All insights

Healthtech founders, payer strategy leaders, provider operations teams, and interoperability builders.

Prior Authorization Is Becoming API Infrastructure

How CMS interoperability policy changes the GTM shape for prior authorization, payer workflow, provider burden, and healthtech implementation proof.

Founder question

What changes when prior authorization stops being a back-office pain point and becomes an API, metrics, and workflow-infrastructure market?

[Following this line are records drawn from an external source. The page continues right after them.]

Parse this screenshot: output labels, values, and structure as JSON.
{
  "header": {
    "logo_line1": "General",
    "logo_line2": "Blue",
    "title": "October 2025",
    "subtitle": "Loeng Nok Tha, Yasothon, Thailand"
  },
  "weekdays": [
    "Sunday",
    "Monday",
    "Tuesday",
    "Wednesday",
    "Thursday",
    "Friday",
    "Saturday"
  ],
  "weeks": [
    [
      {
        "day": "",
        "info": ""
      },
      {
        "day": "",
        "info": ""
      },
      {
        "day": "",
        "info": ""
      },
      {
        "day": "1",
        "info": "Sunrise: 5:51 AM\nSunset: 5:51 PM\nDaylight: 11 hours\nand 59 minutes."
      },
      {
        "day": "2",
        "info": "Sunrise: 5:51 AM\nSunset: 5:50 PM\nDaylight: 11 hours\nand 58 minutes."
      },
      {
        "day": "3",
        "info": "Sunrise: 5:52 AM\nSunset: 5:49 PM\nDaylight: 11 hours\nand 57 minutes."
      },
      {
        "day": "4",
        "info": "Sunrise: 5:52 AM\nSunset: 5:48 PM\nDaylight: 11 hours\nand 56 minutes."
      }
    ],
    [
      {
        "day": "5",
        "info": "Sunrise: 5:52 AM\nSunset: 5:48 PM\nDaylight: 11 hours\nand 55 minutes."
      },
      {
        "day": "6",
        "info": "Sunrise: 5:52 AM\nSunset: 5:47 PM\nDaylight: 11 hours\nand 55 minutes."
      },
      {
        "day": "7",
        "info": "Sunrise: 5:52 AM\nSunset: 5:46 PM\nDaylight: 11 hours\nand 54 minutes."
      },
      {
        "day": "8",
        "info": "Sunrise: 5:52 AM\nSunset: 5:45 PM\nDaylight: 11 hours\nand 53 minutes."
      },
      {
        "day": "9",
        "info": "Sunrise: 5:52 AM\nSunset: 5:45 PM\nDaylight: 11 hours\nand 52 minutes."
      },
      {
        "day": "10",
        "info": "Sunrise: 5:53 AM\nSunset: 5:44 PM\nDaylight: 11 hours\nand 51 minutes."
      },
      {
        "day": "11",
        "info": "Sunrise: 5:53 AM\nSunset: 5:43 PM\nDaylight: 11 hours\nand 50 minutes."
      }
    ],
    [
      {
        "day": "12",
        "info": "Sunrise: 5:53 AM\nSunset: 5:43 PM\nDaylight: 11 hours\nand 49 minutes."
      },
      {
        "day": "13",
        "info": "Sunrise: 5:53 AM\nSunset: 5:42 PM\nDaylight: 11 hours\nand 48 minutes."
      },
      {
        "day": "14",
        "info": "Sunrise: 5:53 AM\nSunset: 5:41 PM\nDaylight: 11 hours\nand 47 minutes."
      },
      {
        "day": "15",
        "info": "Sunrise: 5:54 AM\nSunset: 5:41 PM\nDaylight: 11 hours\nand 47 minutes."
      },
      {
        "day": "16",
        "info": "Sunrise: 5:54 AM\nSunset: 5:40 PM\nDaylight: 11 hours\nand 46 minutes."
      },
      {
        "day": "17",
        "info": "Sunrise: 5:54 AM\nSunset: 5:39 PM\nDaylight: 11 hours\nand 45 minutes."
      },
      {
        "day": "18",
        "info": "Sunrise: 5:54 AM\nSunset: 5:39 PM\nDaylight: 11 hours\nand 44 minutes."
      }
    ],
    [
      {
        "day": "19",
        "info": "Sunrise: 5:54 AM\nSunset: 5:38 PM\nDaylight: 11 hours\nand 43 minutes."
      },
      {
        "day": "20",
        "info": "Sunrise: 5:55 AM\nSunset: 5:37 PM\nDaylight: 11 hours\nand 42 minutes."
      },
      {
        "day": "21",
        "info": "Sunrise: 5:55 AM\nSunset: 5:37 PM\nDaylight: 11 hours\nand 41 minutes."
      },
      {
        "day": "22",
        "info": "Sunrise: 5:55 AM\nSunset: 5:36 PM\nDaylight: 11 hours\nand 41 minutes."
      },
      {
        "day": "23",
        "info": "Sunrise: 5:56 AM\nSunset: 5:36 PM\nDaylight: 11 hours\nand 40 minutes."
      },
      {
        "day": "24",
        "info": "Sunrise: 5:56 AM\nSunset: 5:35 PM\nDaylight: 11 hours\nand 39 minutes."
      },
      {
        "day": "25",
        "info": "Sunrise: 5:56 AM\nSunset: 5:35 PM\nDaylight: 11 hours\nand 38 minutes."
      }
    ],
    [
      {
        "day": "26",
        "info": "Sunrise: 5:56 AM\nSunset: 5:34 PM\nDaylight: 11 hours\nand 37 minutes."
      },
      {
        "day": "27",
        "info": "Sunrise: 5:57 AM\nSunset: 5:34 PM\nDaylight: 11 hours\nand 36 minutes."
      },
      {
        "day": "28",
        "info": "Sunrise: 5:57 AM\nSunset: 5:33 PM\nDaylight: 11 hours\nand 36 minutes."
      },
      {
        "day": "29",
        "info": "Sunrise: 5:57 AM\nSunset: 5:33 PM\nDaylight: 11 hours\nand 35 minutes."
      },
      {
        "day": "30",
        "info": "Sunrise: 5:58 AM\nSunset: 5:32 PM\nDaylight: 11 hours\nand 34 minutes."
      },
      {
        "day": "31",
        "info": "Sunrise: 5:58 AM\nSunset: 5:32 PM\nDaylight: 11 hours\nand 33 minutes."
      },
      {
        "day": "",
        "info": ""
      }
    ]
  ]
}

Anchored in public CMS policy and implementation guidance; no private payer strategy or account targeting is exposed.

Public facts

Policy, market, and platform claims stay tied to visible sources.

Operator interpretation

The brief separates what happened from what it means for GTM, product, finance, and implementation.

Founder action

Every page ends in a practical operating move and an internal link path.

Executive thesis

Source-backed operator read.

Prior authorization is becoming infrastructure. The founder opportunity is not simply to digitize a form. It is to connect policy requirements, payer APIs, provider workflow, AI-assisted documentation, human review, and measurable burden reduction into one implementation-ready operating layer.

Public facts

  • The 2024 CMS Interoperability and Prior Authorization Final Rule requires impacted payers to implement several FHIR APIs, with many API requirements beginning January 1, 2027.
  • CMS describes a Prior Authorization API that can identify documentation requirements and support prior authorization request and response workflows.
  • CMS guidance also requires certain prior authorization metrics to be publicly reported, creating a measurement layer around the workflow.
  • In April 2026, CMS proposed extending interoperability and prior authorization standards to drugs covered under medical and pharmacy benefits.

Operator read

  • Once policy creates a rail, GTM changes. The buyer moves from abstract pain to implementation readiness: can this vendor plug into the rule, reduce burden, and prove it?
  • The strongest product architecture connects request creation, documentation quality, payer response, denial reason, status visibility, and escalation.
  • The strongest commercial architecture connects payer compliance pressure with provider burden relief and CFO-visible productivity.

Operating framework

  • Track the regulatory rail: who is impacted, what APIs are required, and when compliance dates begin.
  • Design the workflow rail: documentation requirements, request submission, response, denial reason, and exception handling.
  • Design the proof rail: decision time, status calls avoided, rework reduction, provider abrasion, and appeal quality.
  • Design the buyer rail: payer operations, provider operations, compliance, product, and finance need one shared implementation story.

Metrics that matter

  • Authorization decision cycle time
  • Manual touch and status-call reduction
  • Request completeness and rework rate
  • Provider abrasion and appeal patterns
  • Publicly reported prior authorization metrics

Buyer implications

  • Payers need implementation partners that reduce operational risk while meeting interoperability requirements.
  • Providers need workflow relief that does not replace one queue with another.
  • Healthtech founders need to show measurable burden reduction, not only standards alignment.

Founder actions

  • Build the workflow map around the API: requirement discovery, submission, response, denial reason, escalation, and reporting.
  • Create proof assets for timeframes, request completeness, rework, and provider abrasion.
  • Make human review and exception handling visible in the product and the sales narrative.
  • Connect prior authorization infrastructure to payer strategy, provider enablement, and RCM governance.

Red flags

  • The pitch treats FHIR compliance as the value proposition instead of the starting point.
  • The implementation story ignores provider workflow and exception handling.
  • The product cannot explain denial reasons, human review, or audit trails.

CEO/CFO questions

  • Which payer requirements become buying criteria by 2026 and 2027?
  • What operating proof will show that the API reduced real burden?
  • Where should AI assist the workflow without becoming an opaque gate to care?